Bürgerarbeit in Marburg-Biedenkopf
Marburg 17.7.2010 (yb) „Wir wollen in den kommenden drei Jahren rund 1.400 langzeitarbeitslose Menschen aktivieren und beginnen jetzt mit den Vorbereitungen dafür“. Diese Worte des Marburg-Biedenkopfer Landrats Robert Fischbach (CDU) finden sich in einer Pressemitteilung des Landkreises. Deutliche Worte findet der Landrat und benennt einen weiteren Schritt der Durchsetzung einer „Workfare“ (Arbeits-Dienst-Pflicht) im Unterschied zur „Welfare“ (Wohlfahrt), die mit Sozialstaat verknüpft ist.
Landkreis als Speerspitze für „Bürgerarbeit“
Der Landrat sagt nicht, dass er 1.400 Menschen „in Lohn und Arbeit bringen“ will, Fischbach will lediglich „aktivieren“. Er ist wahrscheinlich Realist genug, um zu wissen, dass er den 1.400 Menschen keine Arbeit geben oder vermitteln kann. Weil schlicht keine (bezahlte und reguläre) Arbeit für so viele und noch mehr Arbeitslose vorhanden ist. Der Kreis sei die einzige Optionskommune in Hessen, die das Modellprojekt „Bürgerarbeit“ umsetzt, wird mitgeteilt. Mit positivem Bescheid des Bundesarbeitsministeriums habe das Kreisjobcenter (KJC) bereits mit der Umsetzung begonnen.
Arbeitspflicht mit Niedrigstlohn als Bürgerarbeit
„Bürgerarbeit“ soll beginnen mit einer sogenannten Aktivierungsphase, gefolgt von einer Beschäftigungsphase. Es soll neues Instrument werden, um langzeitarbeitslose Menschen in Arbeit zu bringen.
Gelingt keine Integration in den ersten Arbeitsmarkt, kommt eine Vermittlung auf einen so genannten „Bürgerarbeitsplatz“ als sozialversicherungspflichtige Beschäftigung. Dabei soll es sich um zusätzliche und im öffentlichen Interesse liegender Arbeit handeln. Der Monatsverdienst soll 900 Euro brutto für eine Beschäftigung mit 30 Wochenstunden betragen.
Weiterer Abbau des Sozialstaates mit Bürgerarbeit ?
Der von einer Koalition von CDU, Grünen, FDP und Freien Wählern regierte Landkreis Marburg-Biedenkopf will ganz vorne dabei sein, dieses neue Modell der schwarz-gelben Berliner Koalition zu testen. Kritisch dazu steht die Kreistagsfraktion der Linken. Sie hat einen Antrag zur Veröffentlichung des Konzeptes des Landkreises eingebracht.

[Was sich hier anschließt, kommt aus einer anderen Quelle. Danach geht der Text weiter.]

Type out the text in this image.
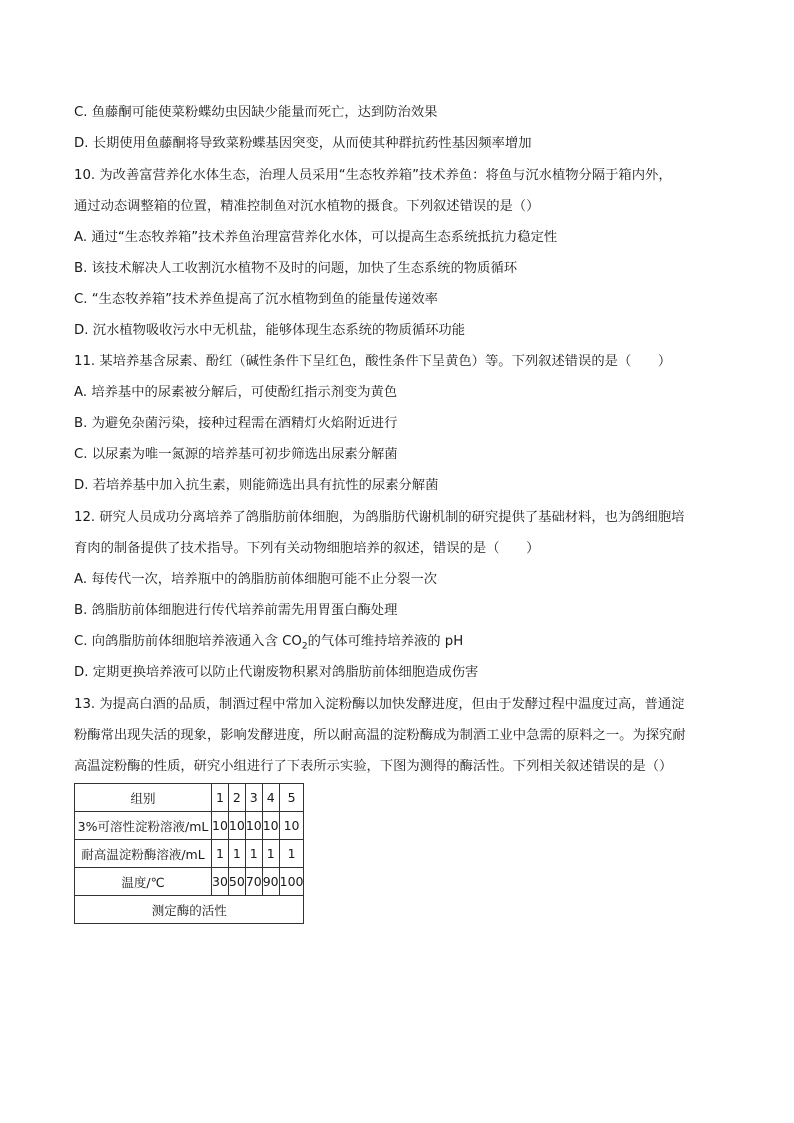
C. 鱼藤酮可能使菜粉蝶幼虫因缺少能量而死亡，达到防治效果
D. 长期使用鱼藤酮将导致菜粉蝶基因突变，从而使其种群抗药性基因频率增加
10. 为改善富营养化水体生态，治理人员采用“生态牧养箱”技术养鱼：将鱼与沉水植物分隔于箱内外，
通过动态调整箱的位置，精准控制鱼对沉水植物的摄食。下列叙述错误的是（）
A. 通过“生态牧养箱”技术养鱼治理富营养化水体，可以提高生态系统抵抗力稳定性
B. 该技术解决人工收割沉水植物不及时的问题，加快了生态系统的物质循环
C. “生态牧养箱”技术养鱼提高了沉水植物到鱼的能量传递效率
D. 沉水植物吸收污水中无机盐，能够体现生态系统的物质循环功能
11. 某培养基含尿素、酚红（碱性条件下呈红色，酸性条件下呈黄色）等。下列叙述错误的是（　　）
A. 培养基中的尿素被分解后，可使酚红指示剂变为黄色
B. 为避免杂菌污染，接种过程需在酒精灯火焰附近进行
C. 以尿素为唯一氮源的培养基可初步筛选出尿素分解菌
D. 若培养基中加入抗生素，则能筛选出具有抗性的尿素分解菌
12. 研究人员成功分离培养了鸽脂肪前体细胞，为鸽脂肪代谢机制的研究提供了基础材料，也为鸽细胞培
育肉的制备提供了技术指导。下列有关动物细胞培养的叙述，错误的是（　　）
A. 每传代一次，培养瓶中的鸽脂肪前体细胞可能不止分裂一次
B. 鸽脂肪前体细胞进行传代培养前需先用胃蛋白酶处理
C. 向鸽脂肪前体细胞培养液通入含 $CO_2$的气体可维持培养液的 pH
D. 定期更换培养液可以防止代谢废物积累对鸽脂肪前体细胞造成伤害
13. 为提高白酒的品质，制酒过程中常加入淀粉酶以加快发酵进度，但由于发酵过程中温度过高，普通淀
粉酶常出现失活的现象，影响发酵进度，所以耐高温的淀粉酶成为制酒工业中急需的原料之一。为探究耐
高温淀粉酶的性质，研究小组进行了下表所示实验，下图为测得的酶活性。下列相关叙述错误的是（）
组别	1	2	3	4	5
3%可溶性淀粉溶液/mL	10	10	10	10	10
耐高温淀粉酶溶液/mL	1	1	1	1	1
温度/℃	30	50	70	90	100
测定酶的活性					
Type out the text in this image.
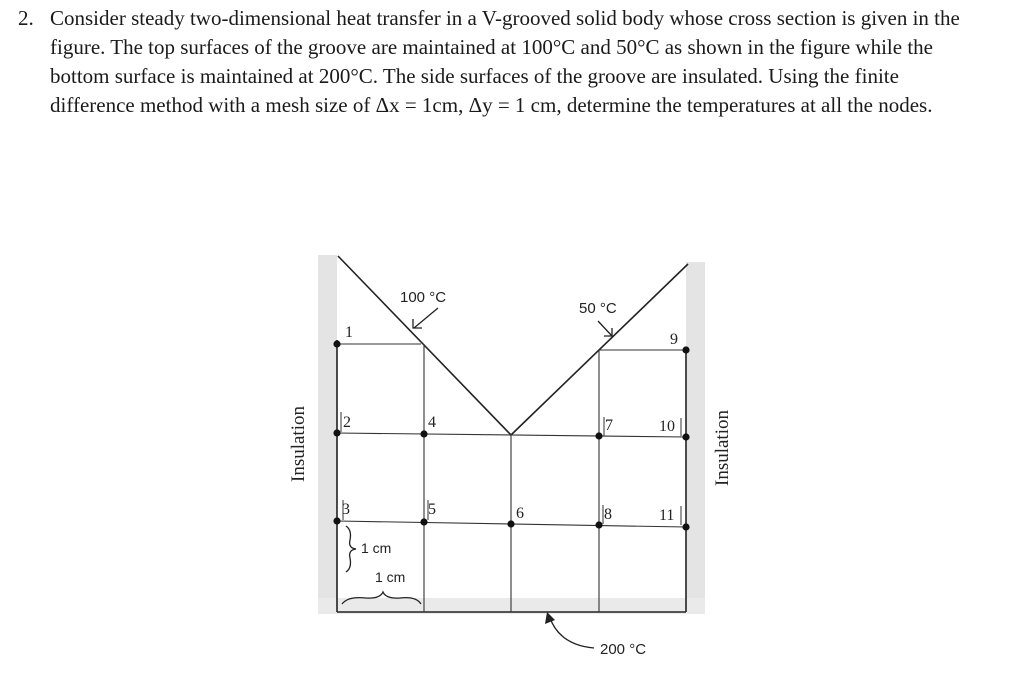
2. Consider steady two-dimensional heat transfer in a V-grooved solid body whose cross section is given in the figure. The top surfaces of the groove are maintained at 100°C and 50°C as shown in the figure while the bottom surface is maintained at 200°C. The side surfaces of the groove are insulated. Using the finite difference method with a mesh size of Δx = 1cm, Δy = 1 cm, determine the temperatures at all the nodes.
1
2
3
4
5	6
7
8
9
10
11
100 °C
50 °C
200 °C
Insulation	Insulation
1 cm
1 cm
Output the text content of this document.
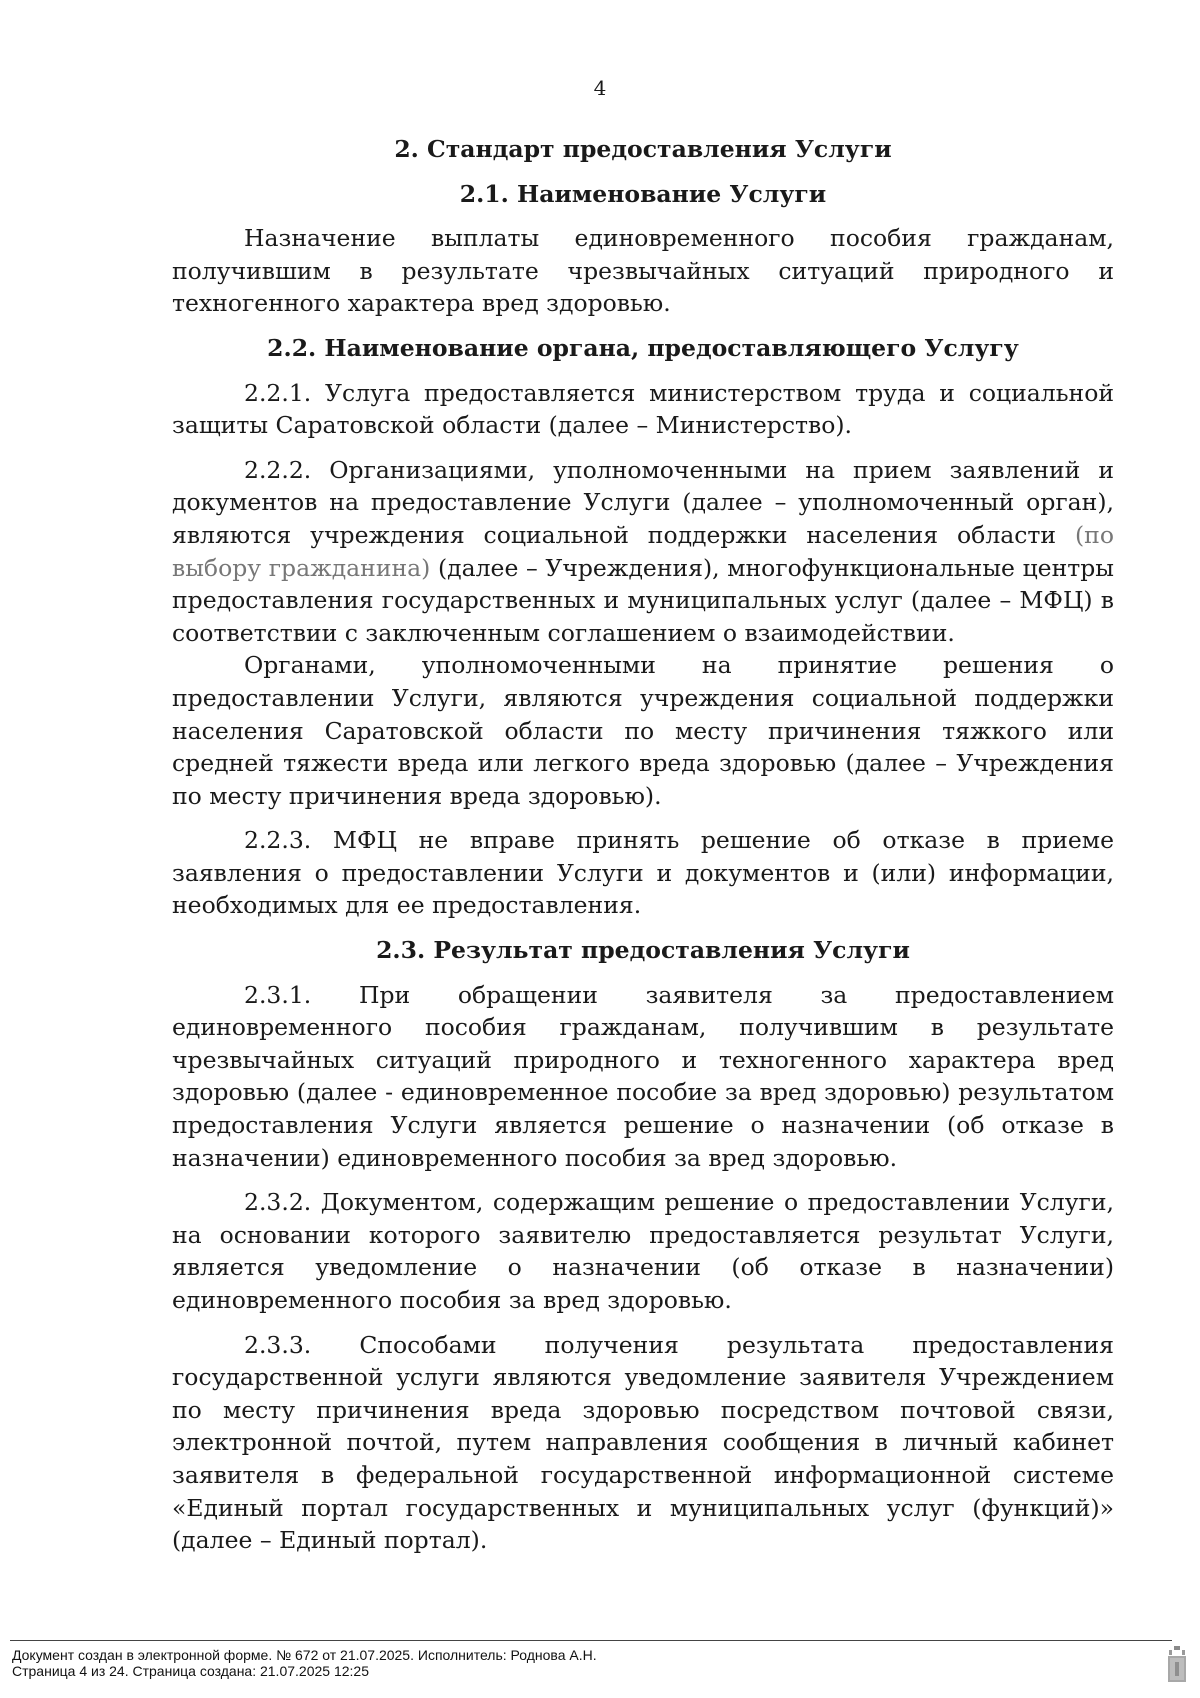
4
2. Стандарт предоставления Услуги
2.1. Наименование Услуги

Назначение выплаты единовременного пособия гражданам, получившим в результате чрезвычайных ситуаций природного и техногенного характера вред здоровью.

2.2. Наименование органа, предоставляющего Услугу

2.2.1. Услуга предоставляется министерством труда и социальной защиты Саратовской области (далее – Министерство).

2.2.2. Организациями, уполномоченными на прием заявлений и документов на предоставление Услуги (далее – уполномоченный орган), являются учреждения социальной поддержки населения области (по выбору гражданина) (далее – Учреждения), многофункциональные центры предоставления государственных и муниципальных услуг (далее – МФЦ) в соответствии с заключенным соглашением о взаимодействии.

Органами, уполномоченными на принятие решения о предоставлении Услуги, являются учреждения социальной поддержки населения Саратовской области по месту причинения тяжкого или средней тяжести вреда или легкого вреда здоровью (далее – Учреждения по месту причинения вреда здоровью).

2.2.3. МФЦ не вправе принять решение об отказе в приеме заявления о предоставлении Услуги и документов и (или) информации, необходимых для ее предоставления.

2.3. Результат предоставления Услуги

2.3.1. При обращении заявителя за предоставлением единовременного пособия гражданам, получившим в результате чрезвычайных ситуаций природного и техногенного характера вред здоровью (далее - единовременное пособие за вред здоровью) результатом предоставления Услуги является решение о назначении (об отказе в назначении) единовременного пособия за вред здоровью.

2.3.2. Документом, содержащим решение о предоставлении Услуги, на основании которого заявителю предоставляется результат Услуги, является уведомление о назначении (об отказе в назначении) единовременного пособия за вред здоровью.

2.3.3. Способами получения результата предоставления государственной услуги являются уведомление заявителя Учреждением по месту причинения вреда здоровью посредством почтовой связи, электронной почтой, путем направления сообщения в личный кабинет заявителя в федеральной государственной информационной системе «Единый портал государственных и муниципальных услуг (функций)» (далее – Единый портал).

Документ создан в электронной форме. № 672 от 21.07.2025. Исполнитель: Роднова А.Н.
Страница 4 из 24. Страница создана: 21.07.2025 12:25
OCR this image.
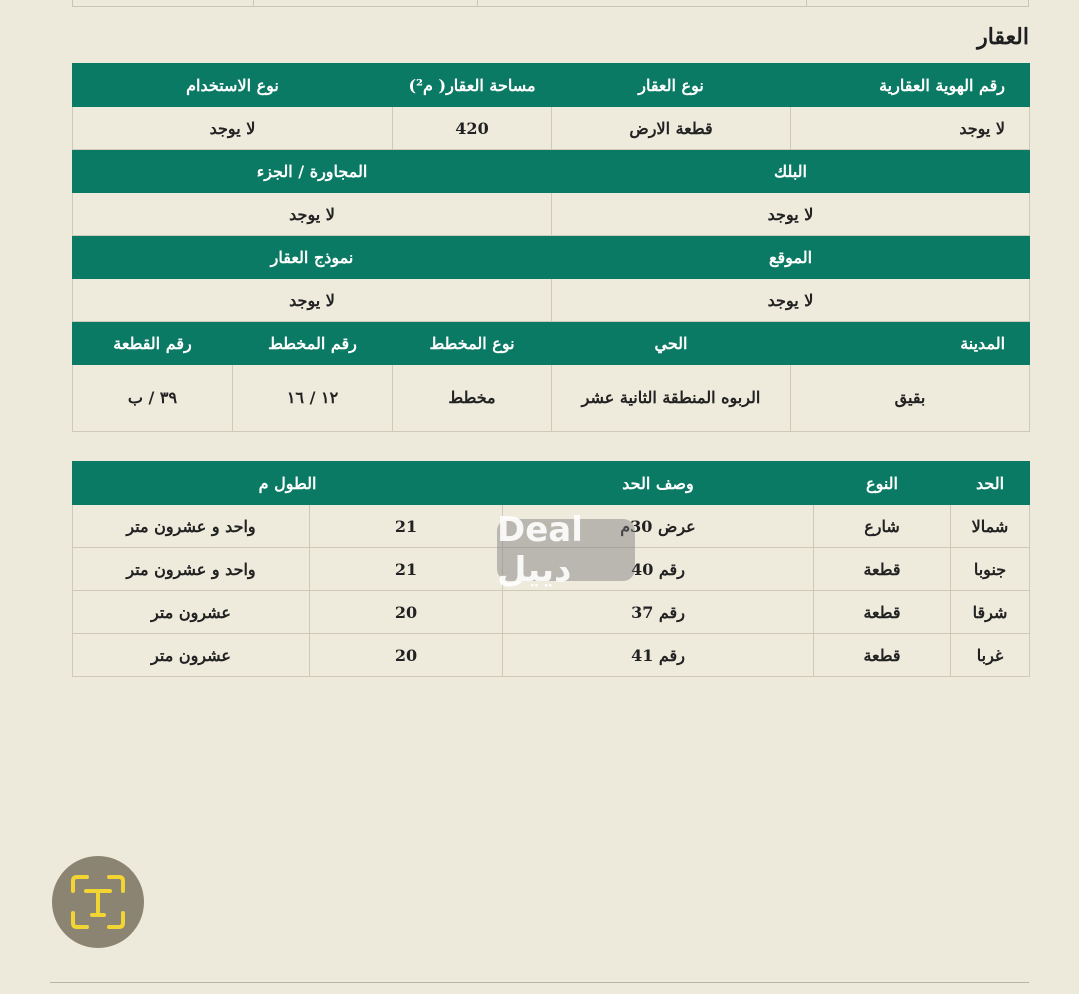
العقار
رقم الهوية العقارية	نوع العقار	مساحة العقار( م²)	نوع الاستخدام	
لا يوجد	قطعة الارض	420	لا يوجد	
البلك		المجاورة / الجزء		
لا يوجد		لا يوجد		
الموقع		نموذج العقار		
لا يوجد		لا يوجد		
المدينة	الحي	نوع المخطط	رقم المخطط	رقم القطعة
بقيق	الربوه المنطقة الثانية عشر	مخطط	١٢ / ١٦	٣٩ / ب
الحد	النوع	وصف الحد	الطول م	
شمالا	شارع	عرض 30م	21	واحد و عشرون متر
جنوبا	قطعة	رقم 40	21	واحد و عشرون متر
شرقا	قطعة	رقم 37	20	عشرون متر
غربا	قطعة	رقم 41	20	عشرون متر
Deal دييل
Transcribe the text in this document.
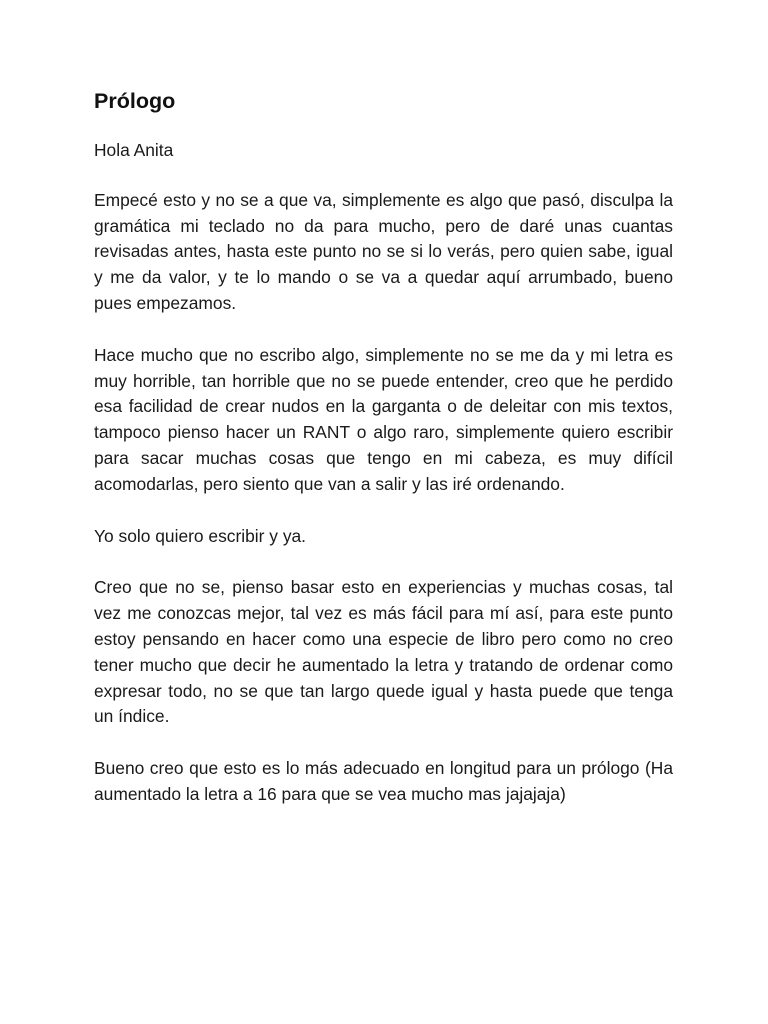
Prólogo

Hola Anita

Empecé esto y no se a que va, simplemente es algo que pasó, disculpa la gramática mi teclado no da para mucho, pero de daré unas cuantas revisadas antes, hasta este punto no se si lo verás, pero quien sabe, igual y me da valor, y te lo mando o se va a quedar aquí arrumbado, bueno pues empezamos.

Hace mucho que no escribo algo, simplemente no se me da y mi letra es muy horrible, tan horrible que no se puede entender, creo que he perdido esa facilidad de crear nudos en la garganta o de deleitar con mis textos, tampoco pienso hacer un RANT o algo raro, simplemente quiero escribir para sacar muchas cosas que tengo en mi cabeza, es muy difícil acomodarlas, pero siento que van a salir y las iré ordenando.

Yo solo quiero escribir y ya.

Creo que no se, pienso basar esto en experiencias y muchas cosas, tal vez me conozcas mejor, tal vez es más fácil para mí así, para este punto estoy pensando en hacer como una especie de libro pero como no creo tener mucho que decir he aumentado la letra y tratando de ordenar como expresar todo, no se que tan largo quede igual y hasta puede que tenga un índice.

Bueno creo que esto es lo más adecuado en longitud para un prólogo (Ha aumentado la letra a 16 para que se vea mucho mas jajajaja)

Das schwarzgelbe Konzept der Bürgerarbeit wird von Seiten der Linken grundständig kritisiert. Diskussionen und Ansätze für Bürgerarbeit gibt es seit einigen Jahren mit zugleich kontroversen Diskussionen.
Reservearmee für ausfallende Zivildienstleistende ?
Während in Berlin die Abschaffung des Wehrdienst und damit verknüpft des Zivildienstes vorangetrieben wird, wird mit Bürgerarbeit womöglich zugleich Ersatz mit billiger Arbeitskraft im Sozialbereich, Gesundheitsbereich und anderen „im öffentlichen Interesse“ liegenden Gebieten geschaffen. Wohlfahrtsverbände zum Beispiel haben einen hohen Bedarf an solchermassen billiger Arbeitskraft, wenn zukünftig Zivildienstleistende wegfallen.